Bera Rolfsen cocked her head and regarded her daughter gravely. Then she burst out laughing. ‘Ah, Katla, you were ever easy to tease. But what I say is what I wish, for now; until we know which course this mad conflict will take. Flavia has been more than kind, and I would like to do what little I can to repay that kindness. Take a look around the folk gathered here, for you may see other familiar faces.’

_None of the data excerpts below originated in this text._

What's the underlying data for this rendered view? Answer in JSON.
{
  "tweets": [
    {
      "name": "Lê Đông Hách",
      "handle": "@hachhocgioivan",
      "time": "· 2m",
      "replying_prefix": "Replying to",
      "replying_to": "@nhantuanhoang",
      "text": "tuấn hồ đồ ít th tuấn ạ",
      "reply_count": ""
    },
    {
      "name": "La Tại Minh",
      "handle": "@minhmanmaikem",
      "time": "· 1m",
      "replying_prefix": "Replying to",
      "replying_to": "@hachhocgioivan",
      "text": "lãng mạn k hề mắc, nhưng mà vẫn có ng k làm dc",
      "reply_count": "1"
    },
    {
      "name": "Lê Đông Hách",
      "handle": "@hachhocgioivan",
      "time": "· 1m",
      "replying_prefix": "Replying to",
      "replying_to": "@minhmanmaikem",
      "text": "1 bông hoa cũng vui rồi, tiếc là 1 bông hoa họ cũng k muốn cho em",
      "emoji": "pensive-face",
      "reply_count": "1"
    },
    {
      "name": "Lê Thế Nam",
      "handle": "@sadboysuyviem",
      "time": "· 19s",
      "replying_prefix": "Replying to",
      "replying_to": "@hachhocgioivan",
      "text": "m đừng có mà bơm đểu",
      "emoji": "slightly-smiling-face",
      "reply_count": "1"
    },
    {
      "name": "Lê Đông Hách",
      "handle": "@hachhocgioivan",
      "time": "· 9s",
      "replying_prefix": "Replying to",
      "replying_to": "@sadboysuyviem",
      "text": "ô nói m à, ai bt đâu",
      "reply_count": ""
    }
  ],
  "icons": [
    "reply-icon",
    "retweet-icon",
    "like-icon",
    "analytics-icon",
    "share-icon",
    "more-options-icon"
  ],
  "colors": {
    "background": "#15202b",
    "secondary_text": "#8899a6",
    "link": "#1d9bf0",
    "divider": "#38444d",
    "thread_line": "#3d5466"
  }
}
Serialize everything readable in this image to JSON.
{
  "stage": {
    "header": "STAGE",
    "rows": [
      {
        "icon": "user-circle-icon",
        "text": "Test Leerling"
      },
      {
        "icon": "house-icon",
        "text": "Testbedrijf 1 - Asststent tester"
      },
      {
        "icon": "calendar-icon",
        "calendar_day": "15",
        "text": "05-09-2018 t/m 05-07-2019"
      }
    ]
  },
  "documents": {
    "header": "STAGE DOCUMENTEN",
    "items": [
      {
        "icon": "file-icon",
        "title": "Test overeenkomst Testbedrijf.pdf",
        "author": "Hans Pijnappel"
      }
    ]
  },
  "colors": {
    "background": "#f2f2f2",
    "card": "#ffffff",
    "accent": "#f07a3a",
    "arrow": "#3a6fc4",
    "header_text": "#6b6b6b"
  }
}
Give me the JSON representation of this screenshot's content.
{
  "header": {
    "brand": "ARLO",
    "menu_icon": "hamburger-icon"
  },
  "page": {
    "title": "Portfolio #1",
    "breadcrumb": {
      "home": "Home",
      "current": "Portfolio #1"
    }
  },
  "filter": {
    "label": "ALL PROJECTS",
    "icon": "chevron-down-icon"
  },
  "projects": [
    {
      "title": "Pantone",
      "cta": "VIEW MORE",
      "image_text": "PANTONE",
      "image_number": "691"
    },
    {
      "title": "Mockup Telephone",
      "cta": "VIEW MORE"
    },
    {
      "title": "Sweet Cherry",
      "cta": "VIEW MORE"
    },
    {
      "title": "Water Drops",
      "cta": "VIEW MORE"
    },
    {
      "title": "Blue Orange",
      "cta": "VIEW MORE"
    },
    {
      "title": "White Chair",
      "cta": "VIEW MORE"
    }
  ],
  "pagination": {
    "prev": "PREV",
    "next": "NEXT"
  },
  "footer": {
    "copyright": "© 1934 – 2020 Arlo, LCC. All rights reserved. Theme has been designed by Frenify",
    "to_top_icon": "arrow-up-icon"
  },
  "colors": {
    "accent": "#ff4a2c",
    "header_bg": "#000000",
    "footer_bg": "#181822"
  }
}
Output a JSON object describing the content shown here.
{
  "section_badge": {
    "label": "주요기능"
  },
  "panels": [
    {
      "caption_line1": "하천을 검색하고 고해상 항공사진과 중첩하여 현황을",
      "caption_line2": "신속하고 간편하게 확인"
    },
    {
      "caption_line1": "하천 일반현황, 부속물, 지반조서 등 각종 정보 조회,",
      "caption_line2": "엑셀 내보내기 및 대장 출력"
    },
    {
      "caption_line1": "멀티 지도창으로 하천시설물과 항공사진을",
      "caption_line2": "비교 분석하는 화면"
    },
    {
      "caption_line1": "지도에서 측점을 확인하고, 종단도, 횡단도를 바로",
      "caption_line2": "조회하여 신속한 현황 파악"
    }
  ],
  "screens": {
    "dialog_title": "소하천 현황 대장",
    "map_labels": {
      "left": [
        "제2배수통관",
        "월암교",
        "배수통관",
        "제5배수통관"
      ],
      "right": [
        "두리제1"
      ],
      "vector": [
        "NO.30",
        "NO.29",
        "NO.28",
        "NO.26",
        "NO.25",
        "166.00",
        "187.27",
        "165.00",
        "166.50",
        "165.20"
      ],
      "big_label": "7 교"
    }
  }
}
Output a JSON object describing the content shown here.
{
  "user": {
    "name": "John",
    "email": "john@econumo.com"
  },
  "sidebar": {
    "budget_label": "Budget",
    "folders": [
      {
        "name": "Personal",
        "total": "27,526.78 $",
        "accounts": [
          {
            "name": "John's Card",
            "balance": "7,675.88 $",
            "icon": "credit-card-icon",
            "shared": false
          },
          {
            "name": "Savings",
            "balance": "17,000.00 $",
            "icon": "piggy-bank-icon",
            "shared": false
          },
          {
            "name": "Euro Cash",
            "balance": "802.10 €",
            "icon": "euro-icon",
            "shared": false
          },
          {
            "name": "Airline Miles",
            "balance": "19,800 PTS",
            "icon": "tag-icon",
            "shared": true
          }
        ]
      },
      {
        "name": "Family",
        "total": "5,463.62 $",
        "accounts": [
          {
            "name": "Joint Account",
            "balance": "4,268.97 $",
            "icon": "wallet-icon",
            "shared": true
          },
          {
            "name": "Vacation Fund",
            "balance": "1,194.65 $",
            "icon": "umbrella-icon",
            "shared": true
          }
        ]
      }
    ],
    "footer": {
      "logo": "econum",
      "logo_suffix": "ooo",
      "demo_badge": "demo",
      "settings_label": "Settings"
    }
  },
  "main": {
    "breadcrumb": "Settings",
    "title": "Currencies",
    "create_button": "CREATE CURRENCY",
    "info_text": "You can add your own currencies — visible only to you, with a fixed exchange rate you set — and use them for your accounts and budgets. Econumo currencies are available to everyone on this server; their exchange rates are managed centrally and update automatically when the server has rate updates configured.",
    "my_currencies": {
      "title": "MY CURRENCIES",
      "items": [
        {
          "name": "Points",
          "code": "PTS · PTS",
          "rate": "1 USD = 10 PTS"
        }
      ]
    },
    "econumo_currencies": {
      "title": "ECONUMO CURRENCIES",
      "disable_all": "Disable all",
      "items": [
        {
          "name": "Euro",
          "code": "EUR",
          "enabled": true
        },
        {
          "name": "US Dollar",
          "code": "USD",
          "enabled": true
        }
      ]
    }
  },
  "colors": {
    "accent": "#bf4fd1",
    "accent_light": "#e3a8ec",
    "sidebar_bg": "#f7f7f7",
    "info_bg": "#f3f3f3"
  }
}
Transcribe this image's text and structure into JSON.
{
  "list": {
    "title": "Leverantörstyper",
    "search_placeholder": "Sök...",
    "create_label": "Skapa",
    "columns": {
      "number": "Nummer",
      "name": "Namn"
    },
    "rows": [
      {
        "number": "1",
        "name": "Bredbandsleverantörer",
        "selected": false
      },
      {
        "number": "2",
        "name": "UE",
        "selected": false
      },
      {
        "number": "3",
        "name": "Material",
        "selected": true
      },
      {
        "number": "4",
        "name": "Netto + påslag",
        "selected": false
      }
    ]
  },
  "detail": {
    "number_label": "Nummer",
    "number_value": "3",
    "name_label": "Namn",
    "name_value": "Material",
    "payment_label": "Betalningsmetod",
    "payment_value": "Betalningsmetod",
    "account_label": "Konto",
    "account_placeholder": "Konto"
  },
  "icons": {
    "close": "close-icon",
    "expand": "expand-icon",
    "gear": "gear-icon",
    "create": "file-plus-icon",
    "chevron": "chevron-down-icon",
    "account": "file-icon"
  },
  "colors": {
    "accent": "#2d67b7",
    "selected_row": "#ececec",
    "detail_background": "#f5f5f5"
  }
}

Katla gazed around the group of women and was surprised to realise she had failed at first
glimpse to see fair heads among all the dark. Over by the horse trough stood a somewhat thinner Magla Felinsen and Kit Farsen; sitting amidst a knot of Istrian women poring over a parchment, Forna Stensen, always the most attentive of her classmates; and grinning like a well-fed cat in the middle of the circle was Fat Breta, who now heaved herself to her feet and launched herself at Katla, wrapping her arms around the taller girl’s torso.
‘I never thought I’d see you again! I never thought I’d see any of my friends again.’
Katla had never really thought of Fat Breta as a friend, had never considered that she had any friends at all – just her brothers; one of whom was drowned, and the other just as surely lost. Bemused, she hugged Fat Breta back, then carefully detached herself.
‘But how did you get here?’
‘The Lady sent out her seneschals to buy us back from the men who bought us at the slave-market – Kit and Forna all the way from Ixta; me from Feria in the Blue Woods; and poor Magla . . .’ She tailed off.
‘Poor Magla, what?’
Breta lowered her voice. ‘From a whorehouse in Gibeon,’ she whispered.
Katla remembered Magla’s cruel jibes about Tam Fox. It took some effort to compose herself, but she managed it at last.
‘Have you come to take us back to Rockfall, Katla? I would like to see the sea again.’ She paused. ‘And though they’ve been very good to us here, I’d dearly love to get my teeth into a good shank of mutton.’
Katla smiled. ‘I don’t think so, Breta. Not yet, at any rate.’
‘So, daughter, will you stay here with us?’
‘All I know is weaponcraft and how to be contrary,’ Katla returned. ‘I never was much good with books, or even knots.’
‘We are all learning different things from each other,’ Bera said softly. ‘We are sharing our skills. Some of what I have discovered is quite remarkable. It is a pity your father has vanished off into the blue yonder . . .’ She coloured prettily.
Katla caught her breath. ‘Mother! But I thought you had divorced him.’